Adaptive Discretization for Episodic Reinforcement Learning in Metric Spaces
This work addresses the challenge of scaling reinforcement learning to complex environments for researchers and practitioners, offering a novel approach that improves performance over heuristics and uniform discretization, though it is incremental in its method development.
The paper tackles the problem of model-free episodic reinforcement learning in large or continuous state-action spaces by introducing an efficient Q-learning algorithm with adaptive data-driven discretization, which automatically refines partitions based on visitation frequency and payoff estimates, achieving regret guarantees comparable to prior methods without requiring optimal discretization input or simulation oracles.

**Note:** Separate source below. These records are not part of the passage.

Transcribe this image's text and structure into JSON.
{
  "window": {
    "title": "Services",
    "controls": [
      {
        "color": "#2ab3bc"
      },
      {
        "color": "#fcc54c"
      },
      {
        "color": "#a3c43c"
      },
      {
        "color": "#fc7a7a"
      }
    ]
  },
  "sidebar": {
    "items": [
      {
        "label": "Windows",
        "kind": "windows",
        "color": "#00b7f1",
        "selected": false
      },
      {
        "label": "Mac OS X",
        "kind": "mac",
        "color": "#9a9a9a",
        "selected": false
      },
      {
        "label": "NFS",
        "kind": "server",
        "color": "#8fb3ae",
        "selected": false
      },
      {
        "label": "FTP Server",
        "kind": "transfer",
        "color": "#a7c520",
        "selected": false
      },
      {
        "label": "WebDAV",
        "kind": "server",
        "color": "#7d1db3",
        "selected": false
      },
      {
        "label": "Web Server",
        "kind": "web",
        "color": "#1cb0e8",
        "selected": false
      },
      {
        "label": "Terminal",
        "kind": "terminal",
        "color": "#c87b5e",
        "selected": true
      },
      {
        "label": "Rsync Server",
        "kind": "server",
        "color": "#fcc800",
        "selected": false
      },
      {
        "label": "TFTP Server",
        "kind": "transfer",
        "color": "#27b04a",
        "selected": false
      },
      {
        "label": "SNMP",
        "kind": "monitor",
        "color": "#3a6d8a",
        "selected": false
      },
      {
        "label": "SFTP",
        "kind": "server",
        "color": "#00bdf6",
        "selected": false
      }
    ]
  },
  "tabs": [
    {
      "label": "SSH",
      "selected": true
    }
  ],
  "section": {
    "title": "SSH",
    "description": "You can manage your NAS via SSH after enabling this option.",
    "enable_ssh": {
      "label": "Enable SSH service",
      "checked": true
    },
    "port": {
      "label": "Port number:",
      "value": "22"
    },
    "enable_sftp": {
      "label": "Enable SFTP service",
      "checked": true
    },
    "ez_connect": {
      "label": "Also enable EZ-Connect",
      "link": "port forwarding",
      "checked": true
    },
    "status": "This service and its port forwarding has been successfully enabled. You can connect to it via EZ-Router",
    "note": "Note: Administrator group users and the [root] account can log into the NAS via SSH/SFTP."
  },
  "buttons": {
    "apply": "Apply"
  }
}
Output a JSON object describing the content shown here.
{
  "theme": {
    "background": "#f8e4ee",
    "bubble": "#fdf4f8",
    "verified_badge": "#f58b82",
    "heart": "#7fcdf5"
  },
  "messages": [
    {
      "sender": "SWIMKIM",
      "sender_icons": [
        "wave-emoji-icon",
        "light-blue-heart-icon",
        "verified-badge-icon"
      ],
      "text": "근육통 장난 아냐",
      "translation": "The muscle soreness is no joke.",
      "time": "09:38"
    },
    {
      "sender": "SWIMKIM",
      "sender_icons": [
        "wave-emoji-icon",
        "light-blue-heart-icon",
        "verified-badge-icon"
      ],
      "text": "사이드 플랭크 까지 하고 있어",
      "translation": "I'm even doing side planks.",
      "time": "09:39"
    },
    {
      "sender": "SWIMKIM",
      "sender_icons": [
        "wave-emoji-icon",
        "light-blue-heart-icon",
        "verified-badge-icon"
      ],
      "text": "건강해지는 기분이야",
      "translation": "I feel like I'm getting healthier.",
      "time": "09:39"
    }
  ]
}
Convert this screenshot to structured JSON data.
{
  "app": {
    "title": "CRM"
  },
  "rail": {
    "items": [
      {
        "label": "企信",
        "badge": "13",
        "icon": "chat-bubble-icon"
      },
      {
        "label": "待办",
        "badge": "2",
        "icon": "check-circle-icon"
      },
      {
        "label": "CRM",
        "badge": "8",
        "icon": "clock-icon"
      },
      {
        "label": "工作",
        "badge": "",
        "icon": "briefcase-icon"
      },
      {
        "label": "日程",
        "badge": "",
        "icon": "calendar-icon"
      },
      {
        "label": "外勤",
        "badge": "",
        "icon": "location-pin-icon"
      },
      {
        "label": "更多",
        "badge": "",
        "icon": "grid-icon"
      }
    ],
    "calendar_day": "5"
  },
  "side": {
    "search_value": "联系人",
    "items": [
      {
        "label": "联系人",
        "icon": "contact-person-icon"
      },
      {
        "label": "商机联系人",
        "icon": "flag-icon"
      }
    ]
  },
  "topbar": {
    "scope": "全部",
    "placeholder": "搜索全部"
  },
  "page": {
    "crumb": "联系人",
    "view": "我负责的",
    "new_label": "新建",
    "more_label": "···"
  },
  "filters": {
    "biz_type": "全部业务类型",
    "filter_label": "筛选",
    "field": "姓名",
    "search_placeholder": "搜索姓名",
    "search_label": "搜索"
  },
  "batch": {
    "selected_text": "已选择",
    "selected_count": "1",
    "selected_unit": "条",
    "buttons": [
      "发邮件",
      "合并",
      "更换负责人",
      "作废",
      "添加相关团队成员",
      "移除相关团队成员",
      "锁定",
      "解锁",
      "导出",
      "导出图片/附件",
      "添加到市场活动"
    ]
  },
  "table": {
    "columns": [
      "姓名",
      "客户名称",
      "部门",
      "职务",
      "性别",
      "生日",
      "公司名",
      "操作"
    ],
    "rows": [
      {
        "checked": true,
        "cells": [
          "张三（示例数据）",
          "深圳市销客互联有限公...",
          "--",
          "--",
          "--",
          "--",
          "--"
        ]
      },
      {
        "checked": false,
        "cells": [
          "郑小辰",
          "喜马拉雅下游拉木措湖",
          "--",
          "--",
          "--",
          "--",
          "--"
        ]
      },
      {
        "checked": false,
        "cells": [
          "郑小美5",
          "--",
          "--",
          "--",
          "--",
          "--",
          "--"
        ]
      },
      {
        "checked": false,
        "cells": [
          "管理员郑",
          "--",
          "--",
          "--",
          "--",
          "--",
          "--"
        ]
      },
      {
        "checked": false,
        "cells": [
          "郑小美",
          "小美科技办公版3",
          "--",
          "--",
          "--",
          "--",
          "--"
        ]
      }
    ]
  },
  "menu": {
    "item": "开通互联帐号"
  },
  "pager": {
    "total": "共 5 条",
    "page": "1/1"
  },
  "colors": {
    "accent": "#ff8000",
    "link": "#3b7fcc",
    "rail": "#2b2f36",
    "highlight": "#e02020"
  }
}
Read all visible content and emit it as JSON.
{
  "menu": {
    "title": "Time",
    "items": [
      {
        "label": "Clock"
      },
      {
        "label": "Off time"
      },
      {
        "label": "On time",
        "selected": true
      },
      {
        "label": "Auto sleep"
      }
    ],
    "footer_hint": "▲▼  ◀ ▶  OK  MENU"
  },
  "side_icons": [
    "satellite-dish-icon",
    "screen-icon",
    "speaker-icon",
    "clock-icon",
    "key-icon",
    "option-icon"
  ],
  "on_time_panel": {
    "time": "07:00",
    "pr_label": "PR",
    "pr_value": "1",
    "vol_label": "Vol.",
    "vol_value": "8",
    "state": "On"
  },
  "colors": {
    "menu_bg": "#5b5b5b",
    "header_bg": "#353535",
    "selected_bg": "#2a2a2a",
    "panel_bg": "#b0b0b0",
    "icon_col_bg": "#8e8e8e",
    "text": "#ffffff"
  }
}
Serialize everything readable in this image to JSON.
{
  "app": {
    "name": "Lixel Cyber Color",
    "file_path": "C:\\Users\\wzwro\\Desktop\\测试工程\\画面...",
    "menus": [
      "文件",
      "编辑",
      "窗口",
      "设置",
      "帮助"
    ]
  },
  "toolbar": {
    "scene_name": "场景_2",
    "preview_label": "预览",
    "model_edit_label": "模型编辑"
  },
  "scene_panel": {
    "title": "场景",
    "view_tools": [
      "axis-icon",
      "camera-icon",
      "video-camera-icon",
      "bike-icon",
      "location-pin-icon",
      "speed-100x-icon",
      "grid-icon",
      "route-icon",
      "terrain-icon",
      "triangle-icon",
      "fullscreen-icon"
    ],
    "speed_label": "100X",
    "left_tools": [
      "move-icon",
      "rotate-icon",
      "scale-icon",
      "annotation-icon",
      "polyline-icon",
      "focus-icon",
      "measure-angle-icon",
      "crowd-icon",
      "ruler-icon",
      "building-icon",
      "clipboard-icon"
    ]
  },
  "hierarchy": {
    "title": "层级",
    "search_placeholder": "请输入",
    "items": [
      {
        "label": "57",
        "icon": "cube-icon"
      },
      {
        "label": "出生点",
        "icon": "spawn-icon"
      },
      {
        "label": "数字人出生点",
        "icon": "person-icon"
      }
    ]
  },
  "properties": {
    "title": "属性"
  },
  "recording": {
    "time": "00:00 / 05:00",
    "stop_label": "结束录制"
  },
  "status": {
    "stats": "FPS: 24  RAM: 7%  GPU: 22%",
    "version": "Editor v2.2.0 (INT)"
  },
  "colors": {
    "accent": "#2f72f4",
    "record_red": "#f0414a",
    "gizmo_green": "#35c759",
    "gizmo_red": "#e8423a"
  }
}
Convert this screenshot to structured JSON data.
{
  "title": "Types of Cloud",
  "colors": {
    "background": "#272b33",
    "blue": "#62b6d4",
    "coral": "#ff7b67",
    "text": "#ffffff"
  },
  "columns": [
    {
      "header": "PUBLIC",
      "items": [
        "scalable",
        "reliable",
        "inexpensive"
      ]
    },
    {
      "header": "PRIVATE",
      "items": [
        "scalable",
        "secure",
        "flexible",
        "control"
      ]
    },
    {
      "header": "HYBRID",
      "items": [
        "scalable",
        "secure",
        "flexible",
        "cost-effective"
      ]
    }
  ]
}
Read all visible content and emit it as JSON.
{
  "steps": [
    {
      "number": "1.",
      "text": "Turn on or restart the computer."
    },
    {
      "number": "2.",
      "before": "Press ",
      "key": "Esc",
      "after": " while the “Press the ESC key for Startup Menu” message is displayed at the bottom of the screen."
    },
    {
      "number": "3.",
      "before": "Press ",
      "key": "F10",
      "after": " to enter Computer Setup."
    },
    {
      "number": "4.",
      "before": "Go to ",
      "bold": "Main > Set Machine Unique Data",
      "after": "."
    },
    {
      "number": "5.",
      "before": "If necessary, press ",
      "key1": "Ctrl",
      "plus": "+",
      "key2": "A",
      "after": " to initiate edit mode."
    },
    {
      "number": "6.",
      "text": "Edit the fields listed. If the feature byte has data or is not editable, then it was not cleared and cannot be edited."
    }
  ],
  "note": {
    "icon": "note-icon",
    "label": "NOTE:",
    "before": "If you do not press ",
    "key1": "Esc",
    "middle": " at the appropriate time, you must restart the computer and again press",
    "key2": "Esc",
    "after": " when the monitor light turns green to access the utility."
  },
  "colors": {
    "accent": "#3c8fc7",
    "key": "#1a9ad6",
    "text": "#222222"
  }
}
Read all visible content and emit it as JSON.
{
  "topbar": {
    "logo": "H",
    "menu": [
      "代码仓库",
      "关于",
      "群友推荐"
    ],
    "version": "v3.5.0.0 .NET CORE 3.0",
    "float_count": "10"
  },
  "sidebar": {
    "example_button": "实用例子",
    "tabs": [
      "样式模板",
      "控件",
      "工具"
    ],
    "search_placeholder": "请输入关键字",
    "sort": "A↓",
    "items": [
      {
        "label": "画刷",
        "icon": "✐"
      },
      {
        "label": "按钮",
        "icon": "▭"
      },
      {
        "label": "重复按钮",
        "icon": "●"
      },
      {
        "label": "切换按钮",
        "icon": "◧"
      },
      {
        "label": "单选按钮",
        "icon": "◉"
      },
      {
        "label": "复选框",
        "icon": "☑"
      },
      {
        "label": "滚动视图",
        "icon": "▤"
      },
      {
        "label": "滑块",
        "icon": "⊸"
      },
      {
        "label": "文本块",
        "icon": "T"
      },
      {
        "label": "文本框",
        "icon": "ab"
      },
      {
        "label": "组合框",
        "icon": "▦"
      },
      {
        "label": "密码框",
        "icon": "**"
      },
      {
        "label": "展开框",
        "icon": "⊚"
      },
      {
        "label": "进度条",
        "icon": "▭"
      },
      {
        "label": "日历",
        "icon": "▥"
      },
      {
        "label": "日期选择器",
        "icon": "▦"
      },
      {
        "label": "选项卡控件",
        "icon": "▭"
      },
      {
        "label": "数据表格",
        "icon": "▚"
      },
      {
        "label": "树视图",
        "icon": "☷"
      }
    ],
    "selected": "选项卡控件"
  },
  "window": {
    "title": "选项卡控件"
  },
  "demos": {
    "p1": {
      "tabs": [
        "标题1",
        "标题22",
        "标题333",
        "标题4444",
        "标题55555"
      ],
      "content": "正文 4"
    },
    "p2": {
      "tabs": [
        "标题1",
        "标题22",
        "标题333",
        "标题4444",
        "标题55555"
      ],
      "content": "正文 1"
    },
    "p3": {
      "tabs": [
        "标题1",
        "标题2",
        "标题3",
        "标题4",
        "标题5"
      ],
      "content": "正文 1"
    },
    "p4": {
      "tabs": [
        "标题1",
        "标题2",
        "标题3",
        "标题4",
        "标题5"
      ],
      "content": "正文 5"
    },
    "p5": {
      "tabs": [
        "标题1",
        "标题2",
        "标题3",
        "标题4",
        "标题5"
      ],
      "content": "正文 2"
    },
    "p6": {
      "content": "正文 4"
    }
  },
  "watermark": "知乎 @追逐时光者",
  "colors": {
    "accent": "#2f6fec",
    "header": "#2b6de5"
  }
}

We present an efficient algorithm for model-free episodic reinforcement learning on large (potentially continuous) state-action spaces. Our algorithm is based on a novel $Q$-learning policy with adaptive data-driven discretization. The central idea is to maintain a finer partition of the state-action space in regions which are frequently visited in historical trajectories, and have higher payoff estimates. We demonstrate how our adaptive partitions take advantage of the shape of the optimal $Q$-function and the joint space, without sacrificing the worst-case performance. In particular, we recover the regret guarantees of prior algorithms for continuous state-action spaces, which additionally require either an optimal discretization as input, and/or access to a simulation oracle. Moreover, experiments demonstrate how our algorithm automatically adapts to the underlying structure of the problem, resulting in much better performance compared both to heuristics and $Q$-learning with uniform discretization.